Девушки были ровесницами. Ещё малышками они в летние визиты барина с семьёй в усадьбу часто гуляли в саду. Маша была дочкой любимой поварихи барыни Авдотьи Кузьминичны. Мать Наташи доверяла простой крестьянской женщине кухню за её старание и исключительную чистоплотность.
Маленькая Маша с раннего возраста помогала матери на кухне: мыла и чистила овощи, драила сковороды и кастрюли речным песком и до блеска натирала каменные полы. Трудная работа закалила девочку, и за её спокойный нрав и помощь барыня разрешала иной раз поиграть поварёнку со своей дочерью в саду. В дом Машу не пускали.
Но не смотря на простое происхождение, Маша не уступала красотой своей ровеснице — барыне Наталье. Девочки были похожи: обе светловолосые, с голубыми глазами и нежными чертами лица. Но у Маши глаза были большими, а волосы кудрявились, что придавало ей черты иконописного ангела.
Детские игры запомнились обеим девочкам, но, когда они подросли, к Наталье Алексеевне была приставлена гувернантка- англичанка, которая не позволяла барышне проводить время с кухонными и слугами. К тому же ежедневные занятия, чтение, визиты гостей отнимали много времени. А Маша была очень занята работой: выходила их кухни с матерью только под вечер.
Но девушки, видя друг друга, всегда улыбались и это означало нечто тёплое и дружественное, почти родственное, какое может быть только у детей, не признающих границ и условностей.
Наталье было скучно в деревне. Её сверстников в округе не было, а проводить время возле пожилых гостей матушки и бабушки было невыносимо, особенно, когда просили почитать стихи или сыграть пьесу на фортепиано. С Элизабет тоже было невесело. Гувернантка была тридцатипятилетней женщиной, строгой, не эмоциональной, или старалась такой казаться, чтобы держать Наташу на расстоянии – как учитель и воспитатель, не более. О дружбе с ней не было и речи.
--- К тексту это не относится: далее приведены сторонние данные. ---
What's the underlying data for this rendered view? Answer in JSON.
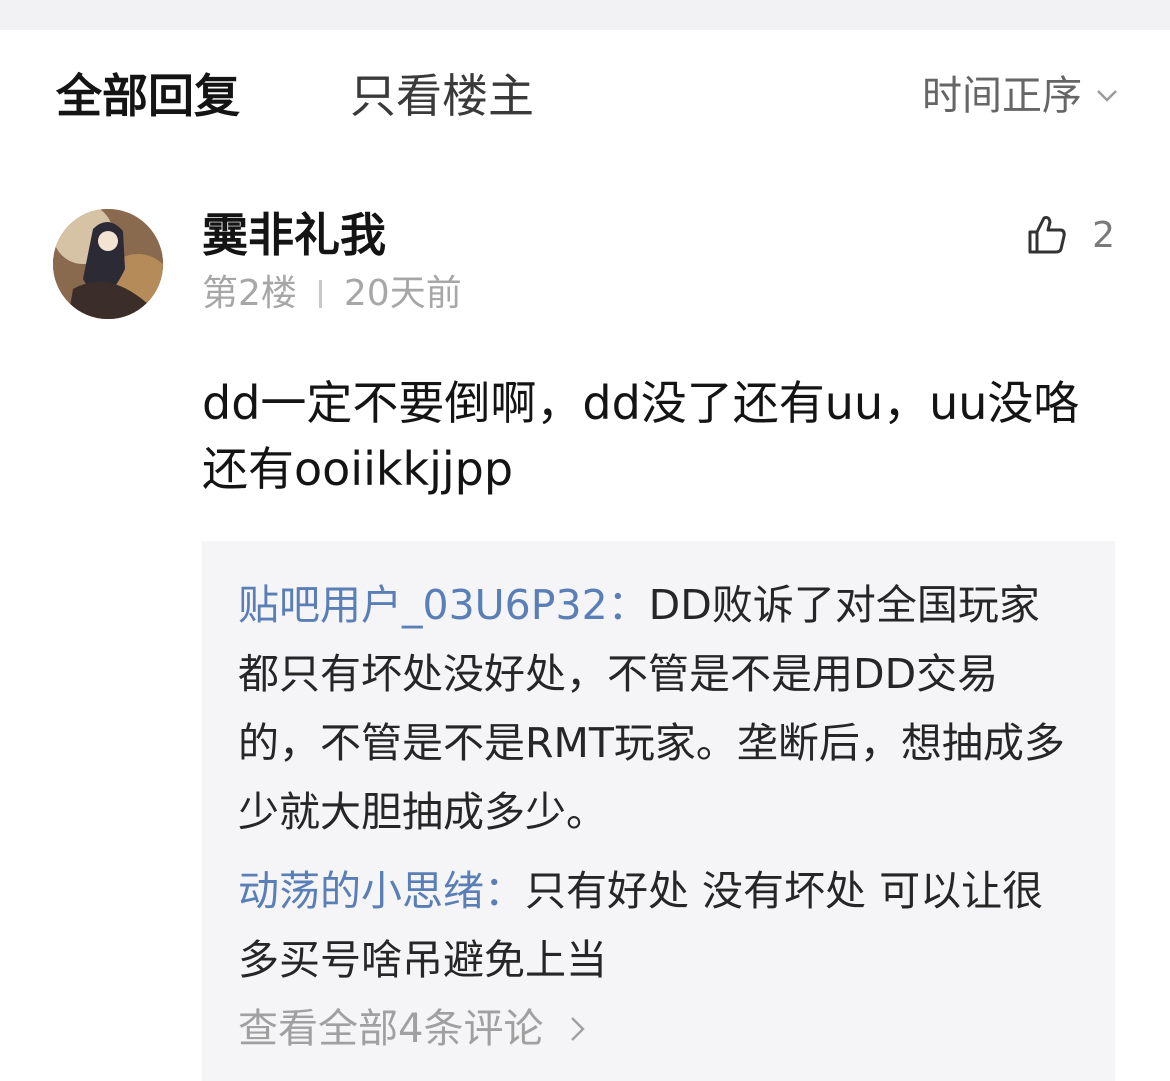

А возраст пятнадцать лет – самый нежный, поэтический и романтичный… Так думала и чувствовала Наташа, когда вечерами она выходила одна в сад, чтобы посидеть в беседке, вокруг которой так пышно цвели розы, обвивая стены колючими ветками, усыпанными душистыми розовыми цветами.
К тому же девушка заметила молодого садовника, который целыми днями усердно ухаживал за цветами. Это парень был красив своей простой красотой, словно сошедший с древнегреческих фресок герой – стройный, с длинными вьющимися чёрными волосами до плеч и сильными руками.
— Барыня, Наталья Алексеевна, — услышала Наташа знакомый шёпот, — принести вам земляники свежей и молока?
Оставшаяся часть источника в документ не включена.